I'm not sure I've got any irons at the minute. The offensive tester is still apologising Grin, and I'm chatting to a guy who works for Greenpeace, and is perfect on paper. BUT he's currently working away, and lives a 2 hour drive from me. My gut says it's pointless to keep chatting, but he's so nice Blush I've stopped talking to another iron, purely because he's putting kisses on texts, and calling his kids 'bubs' BlushBlushBlush I'm so shallow ...

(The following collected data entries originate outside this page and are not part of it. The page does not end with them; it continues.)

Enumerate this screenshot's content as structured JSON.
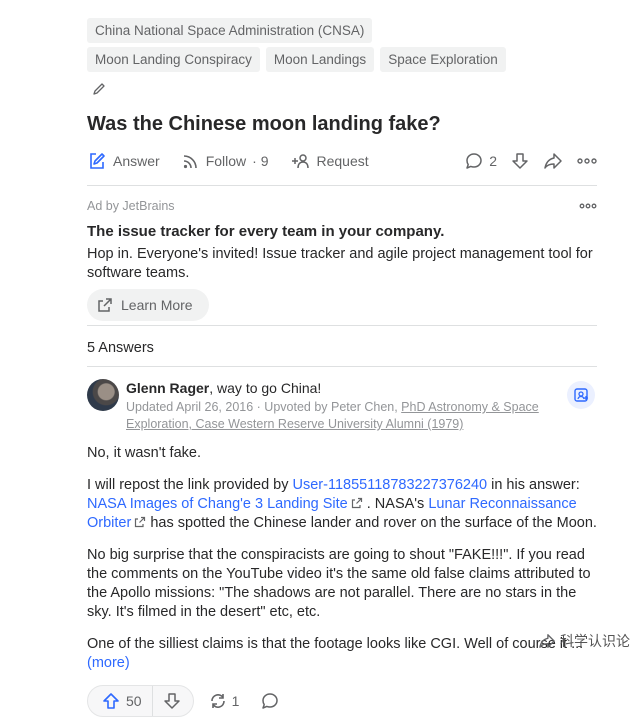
{
  "topics": [
    "China National Space Administration (CNSA)",
    "Moon Landing Conspiracy",
    "Moon Landings",
    "Space Exploration"
  ],
  "question": {
    "title": "Was the Chinese moon landing fake?",
    "answer_label": "Answer",
    "follow_label": "Follow",
    "follow_count": "· 9",
    "request_label": "Request",
    "comment_count": "2"
  },
  "ad": {
    "sponsor": "Ad by JetBrains",
    "title": "The issue tracker for every team in your company.",
    "body": "Hop in. Everyone's invited! Issue tracker and agile project management tool for software teams.",
    "cta": "Learn More"
  },
  "answers_count": "5 Answers",
  "answer": {
    "author": "Glenn Rager",
    "tagline": ", way to go China!",
    "meta_prefix": "Updated April 26, 2016 · Upvoted by Peter Chen, ",
    "meta_credential": "PhD Astronomy & Space Exploration, Case Western Reserve University Alumni (1979)",
    "p1": "No, it wasn't fake.",
    "p2_a": "I will repost the link provided by ",
    "p2_user": "User-11855118783227376240",
    "p2_b": " in his answer: ",
    "p2_link1": "NASA Images of Chang'e 3 Landing Site",
    "p2_c": " . NASA's ",
    "p2_link2a": "Lunar Reconnaissance",
    "p2_link2b": "Orbiter",
    "p2_d": " has spotted the Chinese lander and rover on the surface of the Moon.",
    "p3": "No big surprise that the conspiracists are going to shout \"FAKE!!!\". If you read the comments on the YouTube video it's the same old false claims attributed to the Apollo missions: \"The shadows are not parallel. There are no stars in the sky. It's filmed in the desert\" etc, etc.",
    "p4": "One of the silliest claims is that the footage looks like CGI. Well of course it ...",
    "more": "(more)",
    "upvotes": "50",
    "shares": "1"
  },
  "watermark": "科学认识论",
  "colors": {
    "link": "#2e69ff",
    "text": "#282829",
    "muted": "#636466",
    "faint": "#939598",
    "chip_bg": "#f1f2f2",
    "divider": "#dee0e1"
  },
  "icons": {
    "edit": "pencil-icon",
    "answer": "answer-pencil-square-icon",
    "follow": "follow-wifi-icon",
    "request": "request-person-plus-icon",
    "comment": "comment-bubble-icon",
    "downvote": "downvote-arrow-icon",
    "share": "share-arrow-icon",
    "more": "more-dots-icon",
    "external": "external-link-icon",
    "upvote": "upvote-arrow-icon",
    "reshare": "reshare-cycle-icon",
    "follow_author": "follow-author-icon"
  }
}
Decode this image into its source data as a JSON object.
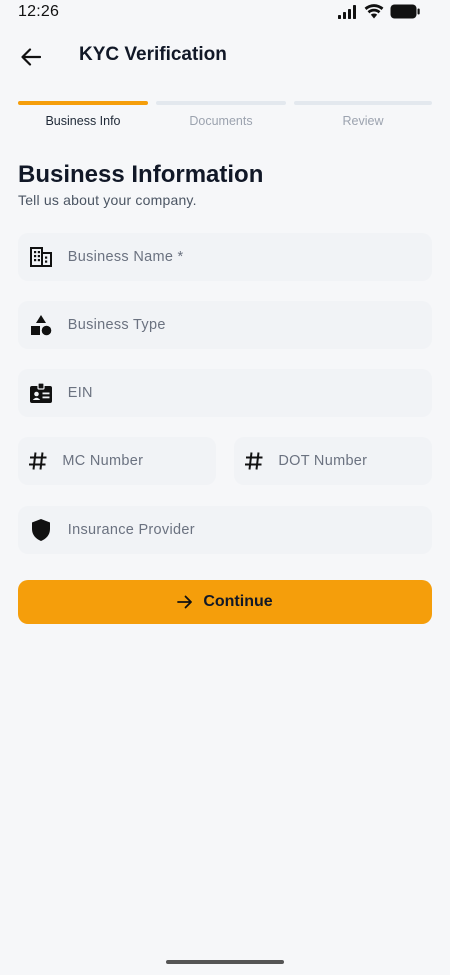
{
  "status_bar": {
    "time": "12:26",
    "icons": [
      "signal-icon",
      "wifi-icon",
      "battery-icon"
    ]
  },
  "app_bar": {
    "title": "KYC Verification",
    "back_icon": "arrow-back-icon"
  },
  "stepper": {
    "steps": [
      {
        "label": "Business Info",
        "active": true
      },
      {
        "label": "Documents",
        "active": false
      },
      {
        "label": "Review",
        "active": false
      }
    ]
  },
  "section": {
    "title": "Business Information",
    "subtitle": "Tell us about your company."
  },
  "form": {
    "business_name": {
      "placeholder": "Business Name *",
      "icon": "building-icon"
    },
    "business_type": {
      "placeholder": "Business Type",
      "icon": "shapes-icon"
    },
    "ein": {
      "placeholder": "EIN",
      "icon": "badge-icon"
    },
    "mc_number": {
      "placeholder": "MC Number",
      "icon": "hash-icon"
    },
    "dot_number": {
      "placeholder": "DOT Number",
      "icon": "hash-icon"
    },
    "insurance_provider": {
      "placeholder": "Insurance Provider",
      "icon": "shield-icon"
    }
  },
  "continue_button": {
    "label": "Continue",
    "icon": "arrow-forward-icon"
  },
  "colors": {
    "accent": "#f59e0b",
    "background": "#f6f7f9",
    "field_bg": "#f1f3f6",
    "text": "#111827"
  }
}
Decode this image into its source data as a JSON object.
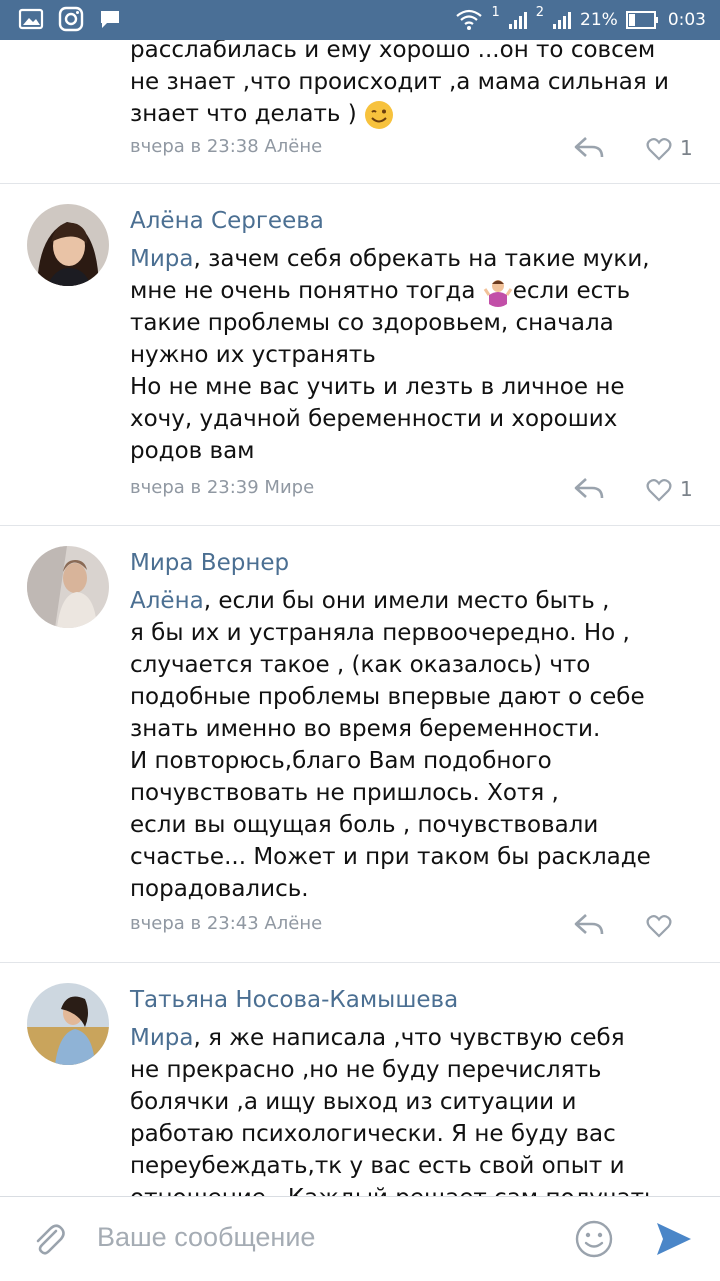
{
  "status_bar": {
    "sim1": "1",
    "sim2": "2",
    "battery": "21%",
    "time": "0:03",
    "icons": [
      "gallery-icon",
      "instagram-icon",
      "chat-icon",
      "wifi-icon",
      "signal-icon",
      "battery-icon"
    ]
  },
  "comments": [
    {
      "author": "",
      "lines": [
        "расслабилась и ему хорошо ...он то совсем",
        "не знает ,что происходит ,а мама сильная и",
        "знает что делать )"
      ],
      "meta": "вчера в 23:38 Алёне",
      "likes": "1"
    },
    {
      "author": "Алёна Сергеева",
      "mention": "Мира",
      "lines": [
        ", зачем себя обрекать на такие муки,",
        "мне не очень понятно тогда ",
        "если есть",
        "такие проблемы со здоровьем, сначала",
        "нужно их устранять",
        "Но не мне вас учить и лезть в личное не",
        "хочу, удачной беременности и хороших",
        "родов вам"
      ],
      "meta": "вчера в 23:39 Мире",
      "likes": "1"
    },
    {
      "author": "Мира Вернер",
      "mention": "Алёна",
      "lines": [
        ", если бы они имели место быть ,",
        "я бы их и устраняла первоочередно. Но ,",
        "случается такое , (как оказалось) что",
        "подобные проблемы впервые дают о себе",
        "знать именно во время беременности.",
        "И повторюсь,благо Вам подобного",
        "почувствовать не пришлось. Хотя ,",
        "если вы ощущая боль , почувствовали",
        "счастье... Может и при таком  бы раскладе",
        "порадовались."
      ],
      "meta": "вчера в 23:43 Алёне",
      "likes": ""
    },
    {
      "author": "Татьяна Носова-Камышева",
      "mention": "Мира",
      "lines": [
        ", я же написала ,что чувствую себя",
        "не прекрасно ,но не буду перечислять",
        "болячки ,а ищу выход из ситуации и",
        "работаю психологически. Я не буду вас",
        "переубеждать,тк у вас есть свой опыт и",
        "отношение . Каждый решает сам получать"
      ]
    }
  ],
  "composer": {
    "placeholder": "Ваше сообщение",
    "icons": [
      "attach-icon",
      "emoji-icon",
      "send-icon"
    ]
  },
  "colors": {
    "status_bar": "#4a6f96",
    "link": "#4b6f92",
    "meta": "#9098a2",
    "send": "#4a86c8"
  }
}
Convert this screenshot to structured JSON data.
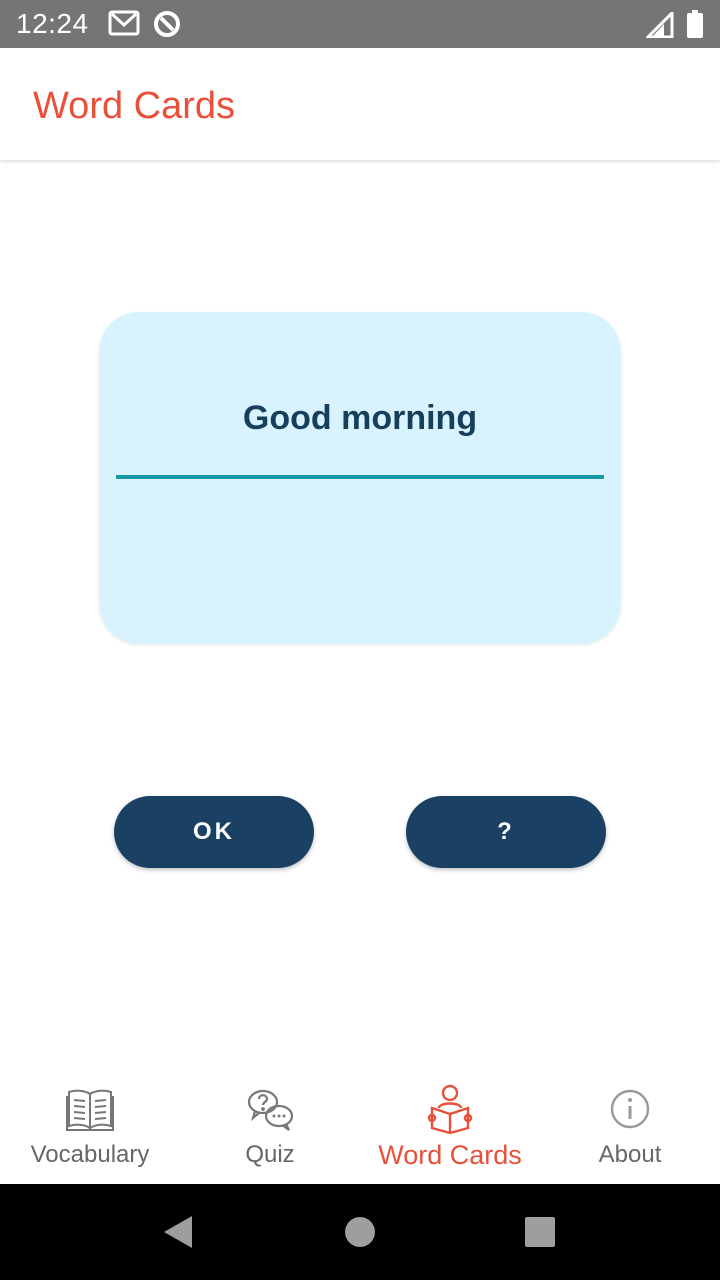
{
  "status_bar": {
    "time": "12:24",
    "icons": [
      "gmail-icon",
      "data-saver-icon",
      "signal-icon",
      "battery-icon"
    ]
  },
  "app_bar": {
    "title": "Word Cards"
  },
  "card": {
    "word": "Good morning",
    "answer_value": ""
  },
  "buttons": {
    "ok_label": "OK",
    "hint_label": "?"
  },
  "bottom_nav": {
    "items": [
      {
        "label": "Vocabulary",
        "icon": "book-icon",
        "active": false
      },
      {
        "label": "Quiz",
        "icon": "chat-question-icon",
        "active": false
      },
      {
        "label": "Word Cards",
        "icon": "reader-icon",
        "active": true
      },
      {
        "label": "About",
        "icon": "info-icon",
        "active": false
      }
    ]
  },
  "system_nav": {
    "icons": [
      "back-icon",
      "home-icon",
      "recents-icon"
    ]
  },
  "colors": {
    "accent": "#e8503a",
    "card_background": "#d8f3fd",
    "card_text": "#163f5c",
    "underline": "#1599a8",
    "button": "#1a4063",
    "inactive_nav": "#666666"
  }
}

Skyrabbit · 19/03/2018 12:07

Bold fail Blush

panetonnebraxton · 19/03/2018 12:10

Thanks everyone. I guess I knew that would be the answer, I just didn't want it to be true! Waah

Skyrabbit · 19/03/2018 12:10

What would have been the correct approach here? Clearly my sarcasm wasn't a winning one 😂

Break Out The Red Flag Bunting, It's Dating Thread 131
Alison100199 · 19/03/2018 12:33

You're well shot sky. I couldn't engage with anyone who said 'how's you'. I like good grammar! Great sarcasm by the way Smile.

Alison100199 · 19/03/2018 12:34

Dear me it was 'how's u'. Even worse!